According to Dante, there are nine circles of Hell. He was wrong. There are in fact 10. The tenth is occupied by former Government housing ministers and is named Ineptitude.
This ineptitude was highlighted once again today with the publication of a report by the ridiculously named (and painfully verbose) Department for Levelling Up, Housing & Communities.
If you’re into psychological self-flagellation, have a read. If you’re not, all you need to know is that, in the final three months of last year, a lot less houses were built than in the preceding quarter and the same quarter of 2020. In short, the housebuilding omnishambles continues apace.
Brokers and estate agents were pretty forthright in their views on the data. This from Graham Cox of the Self-Employed Mortgage Hub: “You'd think building more houses would be fairly straightforward, but Government ineptitude scuppers that each time.”
Scott Taylor-Barr of Carl Summers Financial Services said good old-fashioned greed (that’ll be the fourth circle of Hell) was another reason for the lack of homes being built: “The nub of the problem is profit. Houses are built in the UK by businesses looking to make money. Lots of money. They are not social enterprises building houses for the greater good. The abject lack of supply suits housebuilders just fine.”
Rhys Schofield of Peak Mortgages & Protection says that NIMBYism and material shortages are a big part of the problem: “This report tells you all you need to know about why house prices continue to rise. Demand is outstripping supply and will continue to do so when there are extreme shortages of materials and every proposed new development has to smash down a wall of NIMBYism to even get off the ground in the first place.”
Ian Hewett of The Bearded Mortgage Broker (yep, you read that right, Ian makes Tom Hanks in Castaway look like someone out of a Gillette ad), singles out another issue for the lack of homes being built: “Affordable housing has not really been the magic formula many hoped it would.”
Whether it’s Government ineptitude, housebuilder greed, affordable housing howlers, NIMBYism or a shortage of workers and materials due to Brexit and the pandemic, we all know what a lack of supply means: house prices continuing to rise, or at the very least not dropping: “Until we are building more houses, I cannot see property prices plateauing”, says Toby Fields of Langley House Mortgages.
Imran Hussain of Harmony Financial Services delivers much the same verdict, albeit via a mythological Norse metaphor: “This report highlights exactly why house prices remain stronger than Thor's hammer right now.” We’d love to know what Imran’s drinking.
Meanwhile, Paul Neal of Missing Element Mortgage Services lamented the fate of first-time buyers in the face of the lack of homes being built: “This is sad, sad news if you are looking at getting on the property ladder. The odds are stacked against would-be buyers and with such a pronounced lack of stock, prices will only go up further. Something really needs to be done to help Generation Rent.”
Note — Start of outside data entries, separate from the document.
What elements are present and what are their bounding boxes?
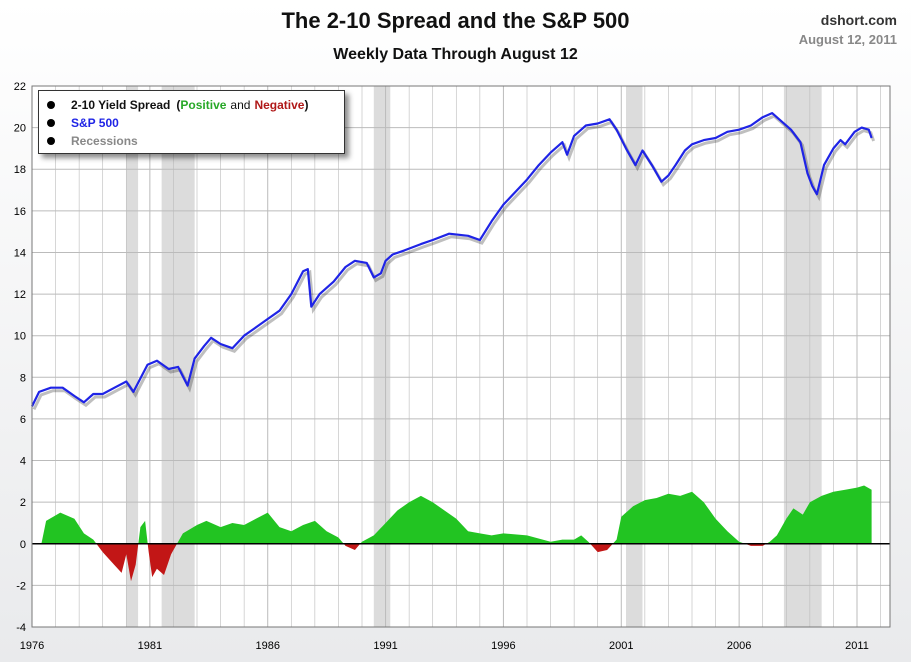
y-tick-label: 20 — [14, 123, 26, 135]
sp500-line — [31, 112, 873, 407]
y-tick-label: -2 — [16, 580, 26, 592]
spread-area-negative — [41, 543, 872, 582]
recession-band-1 — [126, 86, 139, 627]
legend-item-recessions: Recessions — [47, 132, 138, 150]
x-tick-label: 1981 — [138, 640, 162, 652]
source-label: dshort.com — [820, 12, 897, 28]
y-tick-label: 10 — [14, 331, 26, 343]
y-tick-label: 0 — [20, 539, 26, 551]
chart-subtitle: Weekly Data Through August 12 — [333, 46, 578, 63]
y-tick-label: 6 — [20, 414, 26, 426]
legend-paren-open: ( — [176, 98, 181, 112]
recession-band-3 — [373, 86, 391, 627]
date-label: August 12, 2011 — [798, 32, 897, 47]
y-tick-label: 4 — [20, 456, 26, 468]
y-tick-label: 14 — [14, 247, 26, 259]
x-tick-label: 1991 — [373, 640, 397, 652]
x-tick-label: 2001 — [609, 640, 633, 652]
y-tick-label: -4 — [16, 622, 26, 634]
x-tick-label: 1976 — [20, 640, 44, 652]
y-tick-label: 18 — [14, 164, 26, 176]
legend-label-spread: 2-10 Yield Spread — [71, 98, 171, 112]
spread-area-positive — [41, 485, 872, 544]
legend-label-and: and — [230, 98, 251, 112]
legend: 2-10 Yield Spread ( Positive and Negativ… — [38, 90, 345, 154]
x-tick-label: 1986 — [255, 640, 279, 652]
chart-title: The 2-10 Spread and the S&P 500 — [281, 8, 630, 33]
legend-paren-close: ) — [304, 98, 309, 112]
recession-band-5 — [783, 86, 822, 627]
y-tick-label: 22 — [14, 81, 26, 93]
legend-label-recessions: Recessions — [71, 134, 138, 148]
plot-frame — [31, 85, 891, 628]
legend-label-positive: Positive — [180, 98, 227, 112]
legend-item-sp500: S&P 500 — [47, 114, 119, 132]
legend-item-spread: 2-10 Yield Spread ( Positive and Negativ… — [47, 96, 308, 114]
recession-band-4 — [626, 86, 643, 627]
x-tick-label: 1996 — [491, 640, 515, 652]
x-tick-label: 2011 — [845, 640, 869, 652]
legend-marker-spread — [47, 101, 55, 109]
legend-marker-sp500 — [47, 119, 55, 127]
y-tick-label: 2 — [20, 497, 26, 509]
legend-label-negative: Negative — [254, 98, 305, 112]
legend-marker-recessions — [47, 137, 55, 145]
x-tick-label: 2006 — [727, 640, 751, 652]
y-tick-label: 12 — [14, 289, 26, 301]
y-tick-label: 16 — [14, 206, 26, 218]
y-tick-label: 8 — [20, 372, 26, 384]
legend-label-sp500: S&P 500 — [71, 116, 119, 130]
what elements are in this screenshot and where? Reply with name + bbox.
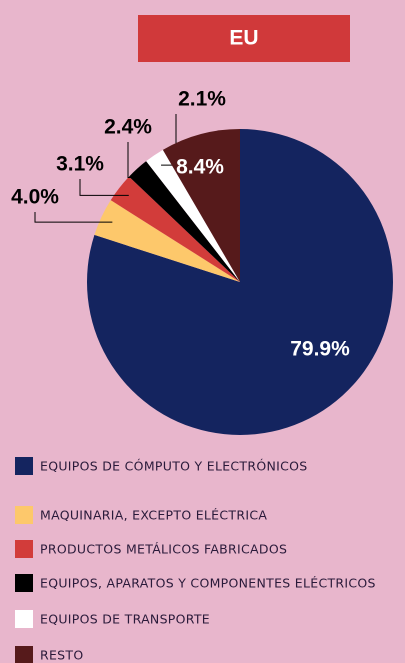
legend-swatch xyxy=(15,610,33,628)
legend-swatch xyxy=(15,457,33,475)
data-label: 2.4% xyxy=(104,116,152,139)
legend-label: MAQUINARIA, EXCEPTO ELÉCTRICA xyxy=(40,508,267,523)
legend-swatch xyxy=(15,646,33,663)
legend-label: RESTO xyxy=(40,648,84,663)
data-label: 3.1% xyxy=(56,153,104,176)
pie-slice xyxy=(146,149,240,282)
pie-slice xyxy=(162,129,240,282)
data-label: 79.9% xyxy=(290,338,350,361)
pie-slice xyxy=(94,200,241,282)
title-box xyxy=(138,15,350,62)
legend-label: EQUIPOS, APARATOS Y COMPONENTES ELÉCTRIC… xyxy=(40,576,376,591)
legend-swatch xyxy=(15,574,33,592)
legend-label: EQUIPOS DE TRANSPORTE xyxy=(40,612,210,627)
legend-swatch xyxy=(15,540,33,558)
data-label: 2.1% xyxy=(178,88,226,111)
legend-label: PRODUCTOS METÁLICOS FABRICADOS xyxy=(40,542,287,557)
leader-line xyxy=(34,212,113,223)
leader-line xyxy=(79,179,129,196)
legend-swatch xyxy=(15,506,33,524)
leader-line xyxy=(127,142,146,178)
pie-slice xyxy=(129,161,240,282)
data-label: 4.0% xyxy=(11,186,59,209)
data-label: 8.4% xyxy=(176,156,224,179)
chart-title: EU xyxy=(229,27,258,50)
legend-label: EQUIPOS DE CÓMPUTO Y ELECTRÓNICOS xyxy=(40,459,308,474)
pie-slice xyxy=(110,176,241,282)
Lee Griffiths at Saxon Paddock Estates & Homes, says his firm is “still valuing properties at figures that logically don't make sense. These prices are still being achieved and it is almost solely down to the fact that there are so few homes available for sale”.
Lewis Shaw of Shaw Financial Services, another broker with a densely thatched facial ornament, wraps it all up as follows: “The reality is that house prices will likely keep rising until we fix the core structural issues and build more quality homes faster. It will be fascinating if house prices continue to rise as we enter our spring, summer and winter of discontent and the seemingly inevitable recession that lies ahead.”